О богоспасаемой душе, эволюции и истории

Андрей Незванов
Здравствуй брат отец Кассиан!
Тебе должно быть известно, что в ученой антропологии существует разрыв между биологической эволюцией и историей: между видовым и историческим человеком. Между тем, нужно либо вовсе отвергнуть эволюцию, либо соединить историческое развитие и эволюцию видов. Не сумев соединить плотского человека и человека-логоса, мы поставим под сомнение плоть Христа Иисуса и саму возможность вочеловечения Бога.
В следующем эссе предлагаю свои размышления по поводу.


Аристотель полагал душу животных телесной, неотделимой от витальности плоти. Вслед за Аристотелем и христиане полагали, что у животных нет души. Отсюда, быть может, в некоторых  европейских языках животные – существа среднего рода.
Животные, разумеется, имеют душу, иначе они не были бы живы. Когда говорим: у животных нет души,  – речь идет о богоспасаемой душе.
 В то же время существует стойкая культурная традиция, включающая в себя метемпсихоз, согласно которой животные имеют человеческую душу, запертую в клетке животной плоти, и жаждущую вырваться на свободу, к человеческому общению: к логосу, которого она лишена.
Этому посвящены многие произведения и легенды древности. Достаточно вспомнить  Апулея с его «Золотым ослом». Откуда явилось стойкое убеждение в имении животными человеческой души?
Не будем ссылаться на анимизм, в котором все живое имеет душу, и все звери, и деревья, и камни, и рыбы – все суть человеки. Было бы слишком прямолинейно утверждать, будто в цивилизации сохранилась память древних племенных верований.
Ближе к нашему быту, и к правдоподобию стоит практика общения человека с одомашненными животными. У этих последних наблюдается сильная тяга к общению с человеком, и они действительно дают впечатление, что им не хватает речи. Опыты по обучению домашних животных языку показывают, что они с охотой усваивают язык и осмысленно пользуются им, если им предложить подходящую для их телесных возможностей форму и материю знаков. Более того, в общении с человеком животные обнаруживают нравственные  качества, как то: любовь, преданность, заботу, нежность, коварство, обман, злопамятство и даже шутку.

Именно домашние животные создают иллюзию человеческой души, запертой в нечеловеческом теле – как если бы все животные хотели стать человеками, но застряли где-то в становлении им. В то время как дикие животные кажутся самодостаточными, завершенными, и не нуждающимися в человеке, который им преимущественно враг.
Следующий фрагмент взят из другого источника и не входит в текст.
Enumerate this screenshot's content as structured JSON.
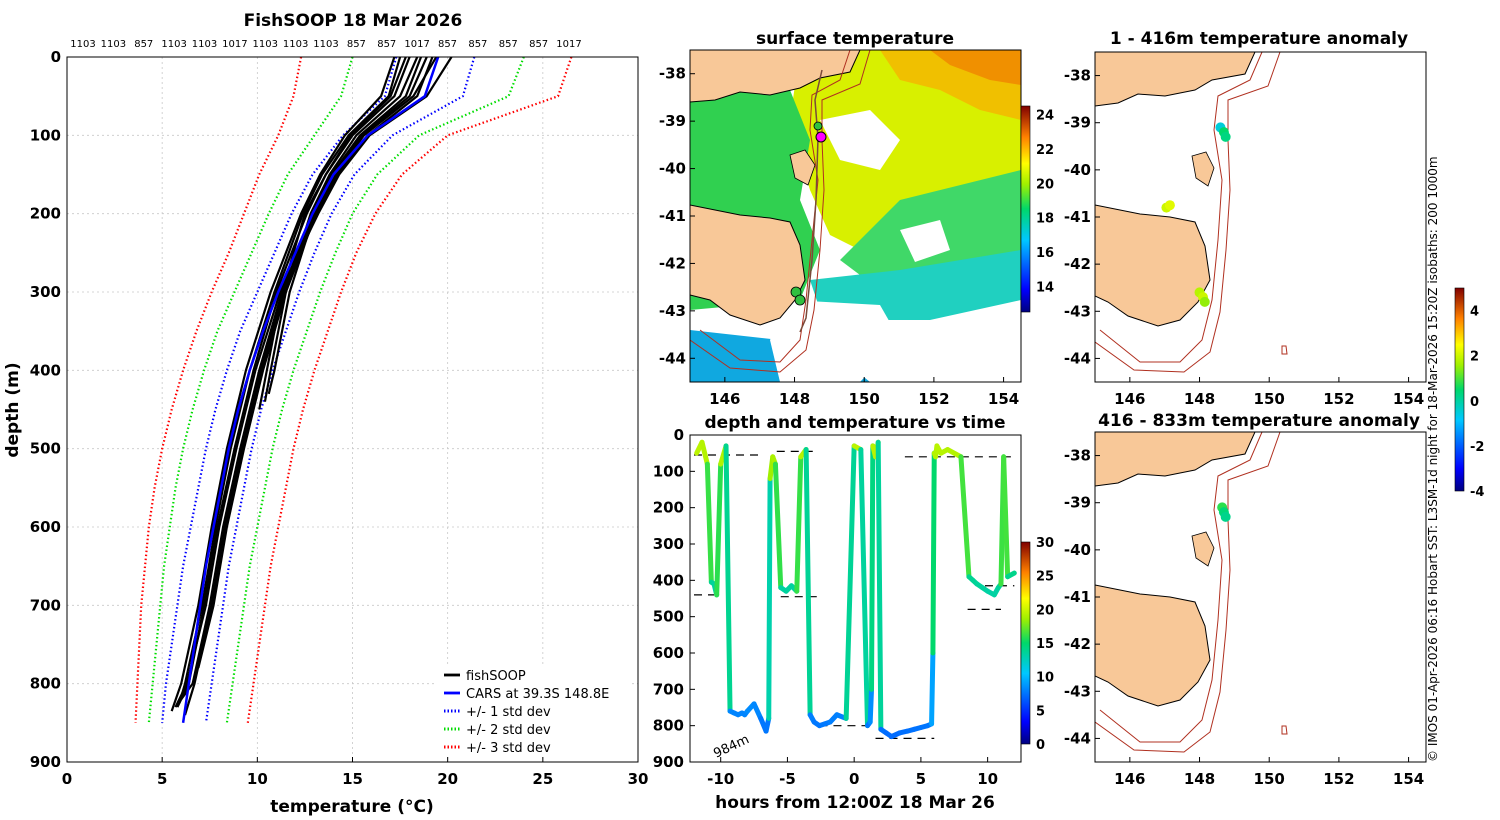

Какой вывод можем сделать из этих фактов? Свидетельствуют ли они о том, что в животных спит потенция человеческой души, которая пробуждается, как только попадает в круги человеческого существования?
 Во всяком случае, ими опровергнуто представление Аристотеля об исключительной телесности животной души. Если бы так, то знаковые коммуникации человека с животными были бы невозможны. Между тем, большинство держателей домашних животных утверждают, что те понимают речь, в части, касающейся до них.
Поэтому следует признать телесную душу недостаточной для объяснения животной витальности. Следует учесть, что животные общаются друг с другом: участвуют в разнообразных коммуникациях. Соответственно этой страте жизни нужно признать наличие у животных второй души, живущей в общениях. Эта душа обнаруживается не жизнью тела, но – сигналами, посылаемыми другим особям, – не обязательно только внутри своего вида и популяции, но часто внутри биоценоза, в общении с представителями других видов.
Правдоподобно, что именно эта животная душа выросла в человеках в душу богоспасаемую. В отличие от животной души, которая растет в биологической эволюции, богоспасаемая душа вырастает в истории, то есть в эволюции общества (= форм общения).
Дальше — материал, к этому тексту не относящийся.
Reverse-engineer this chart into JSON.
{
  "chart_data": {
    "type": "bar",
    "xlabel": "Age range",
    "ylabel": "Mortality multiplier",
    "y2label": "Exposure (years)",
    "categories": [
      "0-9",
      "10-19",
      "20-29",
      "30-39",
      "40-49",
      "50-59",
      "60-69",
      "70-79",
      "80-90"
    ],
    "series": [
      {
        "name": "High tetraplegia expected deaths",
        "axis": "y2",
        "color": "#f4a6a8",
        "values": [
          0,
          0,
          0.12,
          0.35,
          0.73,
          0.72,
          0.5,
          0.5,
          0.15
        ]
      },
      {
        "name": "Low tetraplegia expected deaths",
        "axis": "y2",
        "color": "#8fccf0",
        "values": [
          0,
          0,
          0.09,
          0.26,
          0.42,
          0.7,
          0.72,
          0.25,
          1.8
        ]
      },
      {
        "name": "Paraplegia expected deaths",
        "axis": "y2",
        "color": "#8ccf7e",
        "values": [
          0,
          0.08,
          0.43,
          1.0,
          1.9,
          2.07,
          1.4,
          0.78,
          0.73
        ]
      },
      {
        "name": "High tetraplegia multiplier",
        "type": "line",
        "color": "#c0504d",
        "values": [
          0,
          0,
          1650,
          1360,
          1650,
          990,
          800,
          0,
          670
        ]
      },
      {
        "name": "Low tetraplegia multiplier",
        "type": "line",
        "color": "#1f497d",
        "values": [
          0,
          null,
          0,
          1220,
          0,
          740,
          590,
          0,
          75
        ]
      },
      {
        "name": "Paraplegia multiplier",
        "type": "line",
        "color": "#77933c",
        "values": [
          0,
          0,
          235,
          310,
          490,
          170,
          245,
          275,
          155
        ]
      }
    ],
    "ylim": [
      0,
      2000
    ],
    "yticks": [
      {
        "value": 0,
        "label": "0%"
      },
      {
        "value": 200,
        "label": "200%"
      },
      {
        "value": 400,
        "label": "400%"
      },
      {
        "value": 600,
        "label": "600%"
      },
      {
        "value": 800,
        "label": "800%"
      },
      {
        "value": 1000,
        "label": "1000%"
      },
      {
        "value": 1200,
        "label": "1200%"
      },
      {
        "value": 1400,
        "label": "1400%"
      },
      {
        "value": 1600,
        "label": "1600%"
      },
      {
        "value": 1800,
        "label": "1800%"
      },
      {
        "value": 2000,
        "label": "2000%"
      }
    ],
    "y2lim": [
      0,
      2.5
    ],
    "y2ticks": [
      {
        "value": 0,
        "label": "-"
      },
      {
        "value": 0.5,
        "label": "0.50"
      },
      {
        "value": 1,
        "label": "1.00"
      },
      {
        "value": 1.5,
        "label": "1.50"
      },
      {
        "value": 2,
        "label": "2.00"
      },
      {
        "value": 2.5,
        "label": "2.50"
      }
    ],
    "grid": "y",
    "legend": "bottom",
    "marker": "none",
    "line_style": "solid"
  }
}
Как только коммуникативная животная душа начала развиваться в истории: иными словами, когда человек начал развиваться не как тело, а как мир (община), тогда прекратилась биологическая эволюция человека. Его телесная душа завершилась в совершенном теле, а коммуникативная душа продолжила развитие в истории. Эта душа тесно связана с миром. Если телесная душа возрождается вместе с возрожденным телом, то богоспасаемая душа возрождается в мире и миром. Вне общества человек вырастает в «Маугли».
Существенность речевого общения для богоспасаемой души свидетельствуется откровением совершенного человека, чья душа в сокровенном своем бытует в общении с Отцом, а в явном – в общении с ближними.

Все сказанное позволяет нам возвести богоспасаемую душу человека к коммуникативной животной душе и этим соединить эволюцию и историю.